Subject to the closing of the offering, all trades in the shares on and before the trading day immediately preceding the closing date will be for special settlement on the closing date and will appear on the settlement report from CDS Clearing and Depository Services Inc. If the offering does not close, all of the if, as and when-issued trades will be cancelled. No securities will be delivered and no money will be owed by purchasers to sellers. Parties who are entitled to receive Class A shares under the offering may sell such securities in the if, as and when-issued market without being subject to restrictions on short sales. Parties who are not entitled to receive Class A shares under the offering must comply with the short sale rule in all respects for any sales they make in the if, as and when-issued market. If and when the offering closes, there will be no further trading in the shares on an if, as and when-issued basis and the Class A shares issued at such closing will trade on a regular settlement basis.

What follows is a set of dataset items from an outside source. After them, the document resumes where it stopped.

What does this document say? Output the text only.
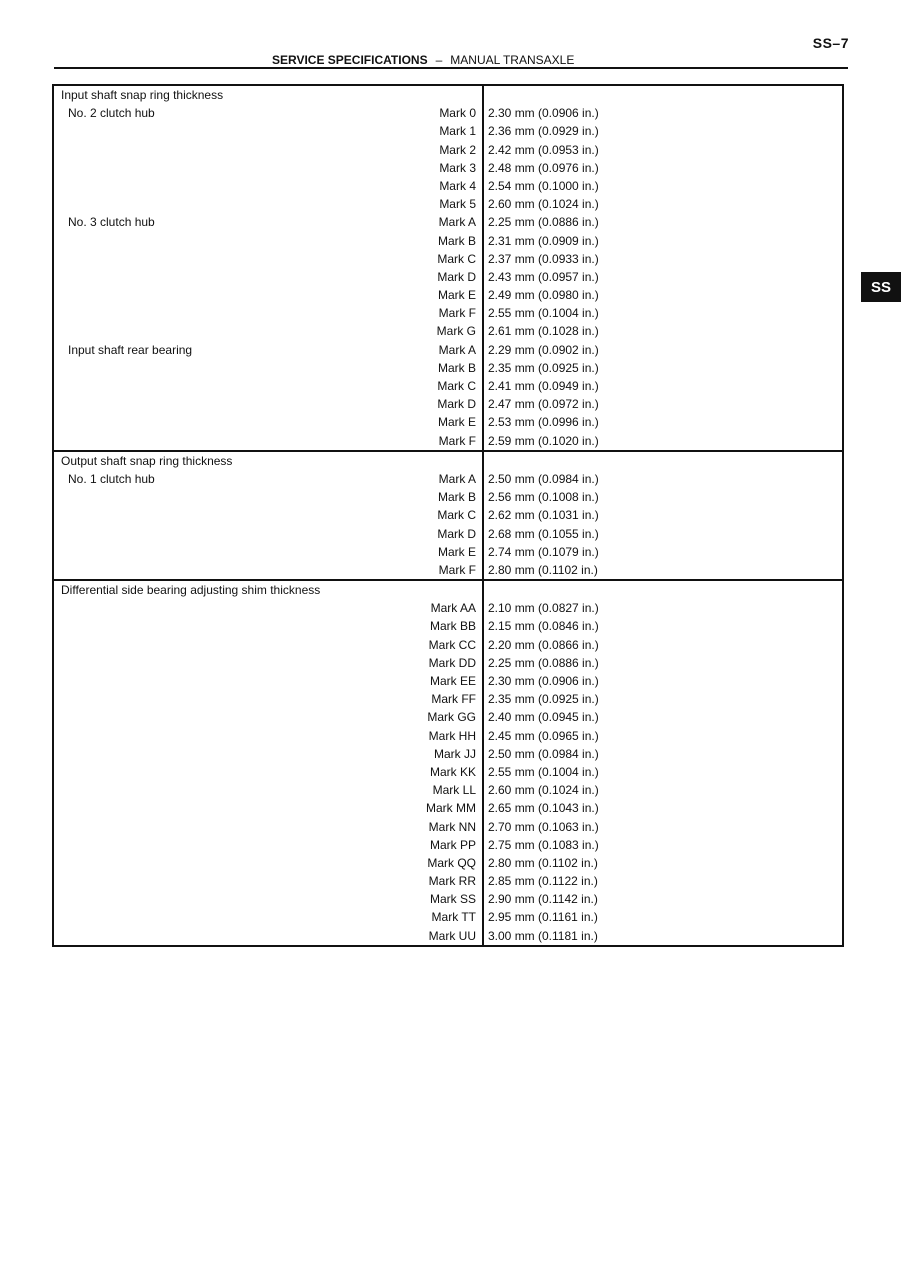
SS–7
SERVICE SPECIFICATIONS – MANUAL TRANSAXLE
SS
Input shaft snap ring thickness
No. 2 clutch hub	Mark 0	2.30 mm (0.0906 in.)
Mark 1	2.36 mm (0.0929 in.)
Mark 2	2.42 mm (0.0953 in.)
Mark 3	2.48 mm (0.0976 in.)
Mark 4	2.54 mm (0.1000 in.)
Mark 5	2.60 mm (0.1024 in.)
No. 3 clutch hub	Mark A	2.25 mm (0.0886 in.)
Mark B	2.31 mm (0.0909 in.)
Mark C	2.37 mm (0.0933 in.)
Mark D	2.43 mm (0.0957 in.)
Mark E	2.49 mm (0.0980 in.)
Mark F	2.55 mm (0.1004 in.)
Mark G	2.61 mm (0.1028 in.)
Input shaft rear bearing	Mark A	2.29 mm (0.0902 in.)
Mark B	2.35 mm (0.0925 in.)
Mark C	2.41 mm (0.0949 in.)
Mark D	2.47 mm (0.0972 in.)
Mark E	2.53 mm (0.0996 in.)
Mark F	2.59 mm (0.1020 in.)
Output shaft snap ring thickness
No. 1 clutch hub	Mark A	2.50 mm (0.0984 in.)
Mark B	2.56 mm (0.1008 in.)
Mark C	2.62 mm (0.1031 in.)
Mark D	2.68 mm (0.1055 in.)
Mark E	2.74 mm (0.1079 in.)
Mark F	2.80 mm (0.1102 in.)
Differential side bearing adjusting shim thickness
Mark AA	2.10 mm (0.0827 in.)
Mark BB	2.15 mm (0.0846 in.)
Mark CC	2.20 mm (0.0866 in.)
Mark DD	2.25 mm (0.0886 in.)
Mark EE	2.30 mm (0.0906 in.)
Mark FF	2.35 mm (0.0925 in.)
Mark GG	2.40 mm (0.0945 in.)
Mark HH	2.45 mm (0.0965 in.)
Mark JJ	2.50 mm (0.0984 in.)
Mark KK	2.55 mm (0.1004 in.)
Mark LL	2.60 mm (0.1024 in.)
Mark MM	2.65 mm (0.1043 in.)
Mark NN	2.70 mm (0.1063 in.)
Mark PP	2.75 mm (0.1083 in.)
Mark QQ	2.80 mm (0.1102 in.)
Mark RR	2.85 mm (0.1122 in.)
Mark SS	2.90 mm (0.1142 in.)
Mark TT	2.95 mm (0.1161 in.)
Mark UU	3.00 mm (0.1181 in.)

According to the TSX, the company will hold a 40-per-cent interest in a business that owns and operates a portfolio of natural gas storage facilities in North America. It currently intends to pay a quarterly dividend in an amount based on its share of the OpCos distributable cash flow. The company's transfer agent and registrar is Computershare Trust Company of Canada at its principal office in Calgary, and its fiscal year-end is March 31.

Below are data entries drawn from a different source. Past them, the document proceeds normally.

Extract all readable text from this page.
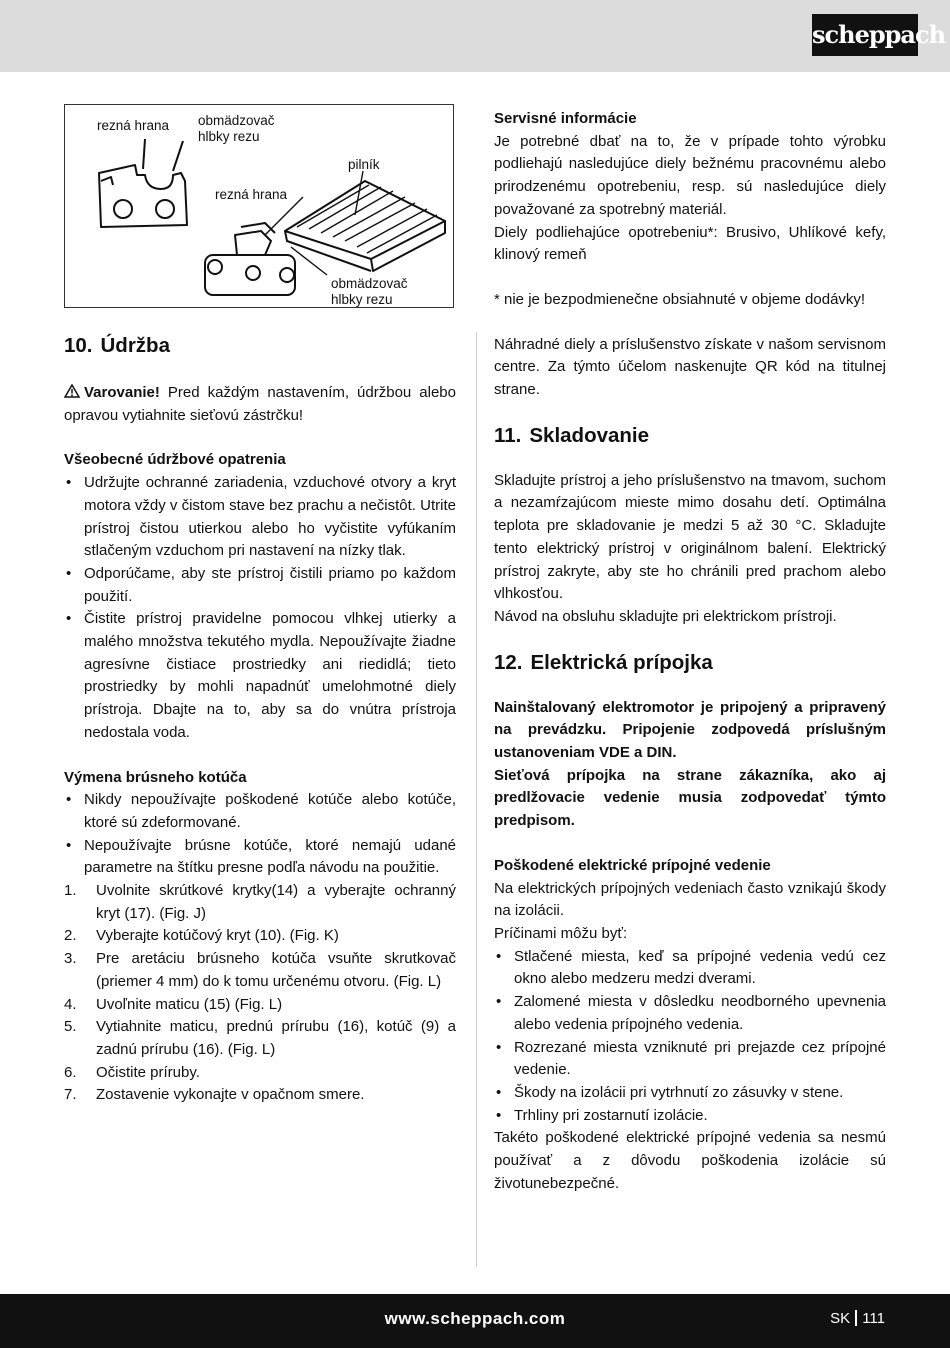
scheppach
rezná hrana obmädzovač hlbky rezu
pilník
rezná hrana
obmädzovač hlbky rezu
10. Údržba

Varovanie! Pred každým nastavením, údržbou alebo opravou vytiahnite sieťovú zástrčku!

Všeobecné údržbové opatrenia

• Udržujte ochranné zariadenia, vzduchové otvory a kryt motora vždy v čistom stave bez prachu a nečistôt. Utrite prístroj čistou utierkou alebo ho vyčistite vyfúkaním stlačeným vzduchom pri nastavení na nízky tlak.
• Odporúčame, aby ste prístroj čistili priamo po každom použití.
• Čistite prístroj pravidelne pomocou vlhkej utierky a malého množstva tekutého mydla. Nepoužívajte žiadne agresívne čistiace prostriedky ani riedidlá; tieto prostriedky by mohli napadnúť umelohmotné diely prístroja. Dbajte na to, aby sa do vnútra prístroja nedostala voda.

Výmena brúsneho kotúča

• Nikdy nepoužívajte poškodené kotúče alebo kotúče, ktoré sú zdeformované.
• Nepoužívajte brúsne kotúče, ktoré nemajú udané parametre na štítku presne podľa návodu na použitie.
1. Uvolnite skrútkové krytky(14) a vyberajte ochranný kryt (17). (Fig. J)
2. Vyberajte kotúčový kryt (10). (Fig. K)
3. Pre aretáciu brúsneho kotúča vsuňte skrutkovač (priemer 4 mm) do k tomu určenému otvoru. (Fig. L)
4. Uvoľnite maticu (15) (Fig. L)
5. Vytiahnite maticu, prednú prírubu (16), kotúč (9) a zadnú prírubu (16). (Fig. L)
6. Očistite príruby.
7. Zostavenie vykonajte v opačnom smere.

Servisné informácie

Je potrebné dbať na to, že v prípade tohto výrobku podliehajú nasledujúce diely bežnému pracovnému alebo prirodzenému opotrebeniu, resp. sú nasledujúce diely považované za spotrebný materiál.

Diely podliehajúce opotrebeniu*: Brusivo, Uhlíkové kefy, klinový remeň

* nie je bezpodmienečne obsiahnuté v objeme dodávky!

Náhradné diely a príslušenstvo získate v našom servisnom centre. Za týmto účelom naskenujte QR kód na titulnej strane.

11. Skladovanie

Skladujte prístroj a jeho príslušenstvo na tmavom, suchom a nezamŕzajúcom mieste mimo dosahu detí. Optimálna teplota pre skladovanie je medzi 5 až 30 °C. Skladujte tento elektrický prístroj v originálnom balení. Elektrický prístroj zakryte, aby ste ho chránili pred prachom alebo vlhkosťou.

Návod na obsluhu skladujte pri elektrickom prístroji.

12. Elektrická prípojka

Nainštalovaný elektromotor je pripojený a pripravený na prevádzku. Pripojenie zodpovedá príslušným ustanoveniam VDE a DIN.

Sieťová prípojka na strane zákazníka, ako aj predlžovacie vedenie musia zodpovedať týmto predpisom.

Poškodené elektrické prípojné vedenie

Na elektrických prípojných vedeniach často vznikajú škody na izolácii.

Príčinami môžu byť:

• Stlačené miesta, keď sa prípojné vedenia vedú cez okno alebo medzeru medzi dverami.
• Zalomené miesta v dôsledku neodborného upevnenia alebo vedenia prípojného vedenia.
• Rozrezané miesta vzniknuté pri prejazde cez prípojné vedenie.
• Škody na izolácii pri vytrhnutí zo zásuvky v stene.
• Trhliny pri zostarnutí izolácie.

Takéto poškodené elektrické prípojné vedenia sa nesmú používať a z dôvodu poškodenia izolácie sú životunebezpečné.

www.scheppach.com	SK 111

As stated in the prospectus, the company's offering will consist of: an IPO of 22 million Class A shares, at a price of between $19 and $22 per Class A share, for gross proceeds to the company of approximately $418-million to $484-million; and, if the overallotment option is exercised, a secondary offering of up to 3.3 million Class A shares at the offering price, for gross proceeds to the selling shareholders of approximately $62.7-million to $72.6-million.

Subsequently, the company announced an upsize to the IPO for expected gross proceeds to the company of between $608-million and $704-million. Please refer to the company's news release dated Oct. 6, 2025, for more information. The syndicate of underwriters comprises RBC Dominion Securities Inc. and J.P. Morgan Securities Canada Inc., as lead underwriters, and Wells Fargo Securities Canada, Ltd., BMO Nesbitt Burns Inc., CIBC World Markets Inc., National Bank Financial Inc., Scotia Capital Inc., TD Securities Inc., ATB Securities Inc., Desjardins Securities Inc., and Peters & Co. Ltd.